I realize with the catastrophic events that have been happening due South of here, it's a bit much for me to whine. But I will, anyway.
After all, less than a week ago, I was lounging at my ease on the sunny, yet not-too-hot New Hampshire seacoast, reading trashy novels and sucking down steamed lobster dunked in melted butter.
Now I'm in Illinois. I'm on Phase 1 of the South Beach Diet, because surprise! lobster has calories. My kids have gone back to school, so that whole species of torture has come roaring back to life. I've had two volunteer committee meetings already and there are three eight-inch high stacks of mail and various hand-outs on my desk (which was whistle-clean when I left for NH). The phone is ringing off the hook. The horror of overseeing my children's homework has already started.
I am really not ready for this.
On top of that, I went to the endodontist today to finish up a root canal, and while the experience was not the most painful I've ever had, I've spent the past few hours slurping down mug after mug of tea and wondering morosely why, when he was supposed to be working my tooth, did my endodontist see fit to leave my gums apparently novocaine-free, whereas my nose, upper lip, left cheek, and left eye were completely numbed to the point where I had to hide from the world because when I talked, I looked like a stroke victim.
And once more, he offered me no drugs. Bastid. And there is NO BOOZE on Phase 1 of South Beach.

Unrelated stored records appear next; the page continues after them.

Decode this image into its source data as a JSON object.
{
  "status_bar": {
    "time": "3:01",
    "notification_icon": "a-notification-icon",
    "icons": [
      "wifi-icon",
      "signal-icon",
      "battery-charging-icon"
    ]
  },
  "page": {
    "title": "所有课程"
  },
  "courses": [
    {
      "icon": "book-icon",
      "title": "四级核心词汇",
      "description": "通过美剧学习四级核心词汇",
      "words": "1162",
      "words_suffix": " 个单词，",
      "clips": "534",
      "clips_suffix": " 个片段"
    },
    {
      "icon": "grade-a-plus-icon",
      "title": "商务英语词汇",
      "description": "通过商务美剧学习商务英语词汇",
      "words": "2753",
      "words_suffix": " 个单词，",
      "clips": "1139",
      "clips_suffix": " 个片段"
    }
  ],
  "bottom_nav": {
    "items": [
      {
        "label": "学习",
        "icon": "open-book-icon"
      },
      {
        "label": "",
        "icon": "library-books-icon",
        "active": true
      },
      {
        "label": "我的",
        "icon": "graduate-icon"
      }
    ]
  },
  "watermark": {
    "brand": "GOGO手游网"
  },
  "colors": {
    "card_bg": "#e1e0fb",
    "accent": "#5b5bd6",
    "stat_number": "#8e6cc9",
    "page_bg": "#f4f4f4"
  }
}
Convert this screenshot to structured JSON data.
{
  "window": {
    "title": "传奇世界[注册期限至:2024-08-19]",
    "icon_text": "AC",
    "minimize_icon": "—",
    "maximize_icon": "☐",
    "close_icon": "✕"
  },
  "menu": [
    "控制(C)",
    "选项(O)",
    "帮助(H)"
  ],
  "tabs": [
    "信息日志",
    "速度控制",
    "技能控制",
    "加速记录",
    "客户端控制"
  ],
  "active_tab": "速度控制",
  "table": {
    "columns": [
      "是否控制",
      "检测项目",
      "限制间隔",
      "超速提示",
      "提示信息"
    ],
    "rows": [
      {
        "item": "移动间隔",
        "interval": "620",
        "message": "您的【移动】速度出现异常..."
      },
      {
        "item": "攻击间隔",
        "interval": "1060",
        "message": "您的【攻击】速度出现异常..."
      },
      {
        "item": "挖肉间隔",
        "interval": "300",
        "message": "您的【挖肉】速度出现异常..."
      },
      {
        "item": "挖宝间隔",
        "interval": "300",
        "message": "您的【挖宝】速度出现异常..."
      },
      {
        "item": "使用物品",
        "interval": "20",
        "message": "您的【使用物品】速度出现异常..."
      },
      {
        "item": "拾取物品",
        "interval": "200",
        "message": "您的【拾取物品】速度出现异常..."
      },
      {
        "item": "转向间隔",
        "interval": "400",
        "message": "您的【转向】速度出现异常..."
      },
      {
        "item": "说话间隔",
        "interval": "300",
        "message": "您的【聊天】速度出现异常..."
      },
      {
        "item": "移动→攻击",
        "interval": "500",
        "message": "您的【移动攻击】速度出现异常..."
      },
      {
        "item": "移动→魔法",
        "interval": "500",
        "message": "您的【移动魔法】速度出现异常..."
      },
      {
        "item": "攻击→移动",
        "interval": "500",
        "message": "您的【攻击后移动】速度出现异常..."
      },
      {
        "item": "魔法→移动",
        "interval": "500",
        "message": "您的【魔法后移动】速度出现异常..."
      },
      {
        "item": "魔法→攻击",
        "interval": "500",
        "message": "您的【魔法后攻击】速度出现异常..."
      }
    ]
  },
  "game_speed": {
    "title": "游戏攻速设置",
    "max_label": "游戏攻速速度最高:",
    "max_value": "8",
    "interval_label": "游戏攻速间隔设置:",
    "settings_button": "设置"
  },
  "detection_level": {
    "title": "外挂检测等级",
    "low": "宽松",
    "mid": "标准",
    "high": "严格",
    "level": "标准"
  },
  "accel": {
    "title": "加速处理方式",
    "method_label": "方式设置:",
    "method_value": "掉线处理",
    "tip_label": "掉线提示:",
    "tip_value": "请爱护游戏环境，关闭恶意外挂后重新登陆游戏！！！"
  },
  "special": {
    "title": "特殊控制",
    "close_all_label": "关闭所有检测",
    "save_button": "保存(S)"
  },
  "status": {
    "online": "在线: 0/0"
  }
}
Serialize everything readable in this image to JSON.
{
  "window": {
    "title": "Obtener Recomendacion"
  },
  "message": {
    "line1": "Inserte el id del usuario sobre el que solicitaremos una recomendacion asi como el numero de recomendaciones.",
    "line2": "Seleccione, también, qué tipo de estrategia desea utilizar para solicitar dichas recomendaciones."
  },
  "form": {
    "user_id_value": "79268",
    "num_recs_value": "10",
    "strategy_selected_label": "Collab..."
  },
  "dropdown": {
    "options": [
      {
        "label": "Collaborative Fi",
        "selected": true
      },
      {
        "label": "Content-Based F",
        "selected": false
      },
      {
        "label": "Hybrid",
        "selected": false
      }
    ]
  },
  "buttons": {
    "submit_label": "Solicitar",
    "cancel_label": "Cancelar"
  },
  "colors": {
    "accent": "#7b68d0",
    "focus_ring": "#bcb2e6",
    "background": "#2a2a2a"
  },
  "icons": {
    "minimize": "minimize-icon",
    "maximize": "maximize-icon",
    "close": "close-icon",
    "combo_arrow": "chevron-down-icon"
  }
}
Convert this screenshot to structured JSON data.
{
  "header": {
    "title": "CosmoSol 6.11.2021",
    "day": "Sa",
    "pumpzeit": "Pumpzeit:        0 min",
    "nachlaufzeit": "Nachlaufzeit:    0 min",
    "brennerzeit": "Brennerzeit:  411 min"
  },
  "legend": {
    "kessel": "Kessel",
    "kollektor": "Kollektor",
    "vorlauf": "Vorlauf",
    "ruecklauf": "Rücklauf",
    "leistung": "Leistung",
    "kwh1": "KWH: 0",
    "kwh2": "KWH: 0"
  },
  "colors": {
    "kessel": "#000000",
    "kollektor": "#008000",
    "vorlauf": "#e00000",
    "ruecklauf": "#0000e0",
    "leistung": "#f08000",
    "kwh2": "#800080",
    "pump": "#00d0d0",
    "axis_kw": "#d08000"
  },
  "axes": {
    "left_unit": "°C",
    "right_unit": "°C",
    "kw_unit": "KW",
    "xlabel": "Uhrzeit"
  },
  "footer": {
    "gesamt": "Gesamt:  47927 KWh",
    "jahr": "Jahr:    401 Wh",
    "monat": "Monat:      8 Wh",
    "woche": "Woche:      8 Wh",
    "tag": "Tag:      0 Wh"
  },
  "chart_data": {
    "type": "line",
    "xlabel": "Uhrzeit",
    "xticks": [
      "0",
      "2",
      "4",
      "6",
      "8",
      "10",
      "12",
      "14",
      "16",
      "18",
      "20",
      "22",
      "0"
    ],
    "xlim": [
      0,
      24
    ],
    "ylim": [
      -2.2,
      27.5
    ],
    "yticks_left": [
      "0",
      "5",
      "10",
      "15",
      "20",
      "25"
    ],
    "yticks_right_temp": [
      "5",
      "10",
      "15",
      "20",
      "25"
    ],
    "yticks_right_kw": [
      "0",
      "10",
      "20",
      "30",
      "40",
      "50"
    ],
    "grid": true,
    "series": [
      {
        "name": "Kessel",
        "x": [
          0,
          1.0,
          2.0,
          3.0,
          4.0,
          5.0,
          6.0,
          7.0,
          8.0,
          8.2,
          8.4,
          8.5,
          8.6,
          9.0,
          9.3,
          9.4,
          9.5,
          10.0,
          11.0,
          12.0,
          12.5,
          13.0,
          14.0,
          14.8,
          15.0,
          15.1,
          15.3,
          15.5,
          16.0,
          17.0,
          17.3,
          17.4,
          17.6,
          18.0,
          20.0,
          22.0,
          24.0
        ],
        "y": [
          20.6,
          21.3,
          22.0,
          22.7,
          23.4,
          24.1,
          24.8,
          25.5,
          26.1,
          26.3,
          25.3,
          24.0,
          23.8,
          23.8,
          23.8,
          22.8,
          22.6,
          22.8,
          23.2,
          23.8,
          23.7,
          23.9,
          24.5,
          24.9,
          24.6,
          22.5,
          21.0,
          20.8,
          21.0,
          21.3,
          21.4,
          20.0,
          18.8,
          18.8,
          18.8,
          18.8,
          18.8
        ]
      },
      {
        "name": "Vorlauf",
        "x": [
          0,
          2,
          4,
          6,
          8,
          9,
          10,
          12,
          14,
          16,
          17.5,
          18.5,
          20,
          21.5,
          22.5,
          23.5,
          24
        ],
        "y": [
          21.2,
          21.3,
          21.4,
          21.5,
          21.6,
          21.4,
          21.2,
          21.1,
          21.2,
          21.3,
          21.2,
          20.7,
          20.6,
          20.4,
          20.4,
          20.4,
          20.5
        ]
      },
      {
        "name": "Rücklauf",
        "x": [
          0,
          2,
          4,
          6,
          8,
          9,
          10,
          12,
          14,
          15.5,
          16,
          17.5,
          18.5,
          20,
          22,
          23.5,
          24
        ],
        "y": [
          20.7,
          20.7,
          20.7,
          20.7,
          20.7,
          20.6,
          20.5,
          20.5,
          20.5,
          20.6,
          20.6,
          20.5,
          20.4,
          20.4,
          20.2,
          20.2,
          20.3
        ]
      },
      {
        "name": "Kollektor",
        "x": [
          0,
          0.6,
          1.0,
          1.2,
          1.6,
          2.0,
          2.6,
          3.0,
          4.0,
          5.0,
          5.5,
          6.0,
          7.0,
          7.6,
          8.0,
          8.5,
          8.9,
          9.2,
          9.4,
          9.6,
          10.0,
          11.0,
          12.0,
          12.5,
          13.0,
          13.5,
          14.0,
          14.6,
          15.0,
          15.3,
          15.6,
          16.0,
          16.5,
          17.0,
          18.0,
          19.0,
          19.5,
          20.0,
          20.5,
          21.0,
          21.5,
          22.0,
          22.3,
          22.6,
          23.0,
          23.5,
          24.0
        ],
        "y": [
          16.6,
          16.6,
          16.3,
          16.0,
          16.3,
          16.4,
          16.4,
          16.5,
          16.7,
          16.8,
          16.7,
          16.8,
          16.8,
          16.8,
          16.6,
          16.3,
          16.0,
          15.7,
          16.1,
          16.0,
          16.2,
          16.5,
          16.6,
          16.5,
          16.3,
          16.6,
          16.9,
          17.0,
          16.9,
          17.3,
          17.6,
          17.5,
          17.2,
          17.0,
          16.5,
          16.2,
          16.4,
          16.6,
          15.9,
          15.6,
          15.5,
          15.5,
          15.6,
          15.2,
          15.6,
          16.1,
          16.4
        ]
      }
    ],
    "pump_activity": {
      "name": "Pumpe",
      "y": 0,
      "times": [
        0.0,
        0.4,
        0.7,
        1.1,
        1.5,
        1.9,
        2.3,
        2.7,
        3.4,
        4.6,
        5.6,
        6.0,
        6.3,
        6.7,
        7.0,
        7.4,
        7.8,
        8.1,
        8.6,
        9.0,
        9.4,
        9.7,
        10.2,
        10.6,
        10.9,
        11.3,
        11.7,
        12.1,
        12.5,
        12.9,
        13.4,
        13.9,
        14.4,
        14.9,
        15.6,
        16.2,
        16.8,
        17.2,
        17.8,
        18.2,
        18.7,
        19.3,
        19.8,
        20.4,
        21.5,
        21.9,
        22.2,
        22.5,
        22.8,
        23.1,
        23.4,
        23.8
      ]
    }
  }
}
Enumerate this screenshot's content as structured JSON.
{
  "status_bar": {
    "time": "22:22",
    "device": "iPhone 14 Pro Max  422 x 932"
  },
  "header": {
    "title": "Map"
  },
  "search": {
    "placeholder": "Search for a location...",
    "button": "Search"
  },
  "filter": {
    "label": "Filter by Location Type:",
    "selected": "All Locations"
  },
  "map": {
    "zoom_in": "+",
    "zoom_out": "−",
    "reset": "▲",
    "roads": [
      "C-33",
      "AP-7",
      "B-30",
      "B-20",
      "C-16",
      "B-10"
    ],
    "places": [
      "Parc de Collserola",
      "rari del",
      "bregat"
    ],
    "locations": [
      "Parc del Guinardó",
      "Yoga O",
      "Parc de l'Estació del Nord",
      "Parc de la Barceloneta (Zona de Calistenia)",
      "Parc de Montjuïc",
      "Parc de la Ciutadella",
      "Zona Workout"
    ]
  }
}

Joke says his new car makes him feel as though he went to bed with Bo Derek and woke up with Bo Diddly. He was referring to a car he bought, but as Joke's car runneth (or runneth not, as the case may be) so runneth my life. I feel as though I answered a personal ad with a picture of Gary Cooper playing Beau Geste. But when my date showed up to pick me up, it was Beau Bridges playing himself.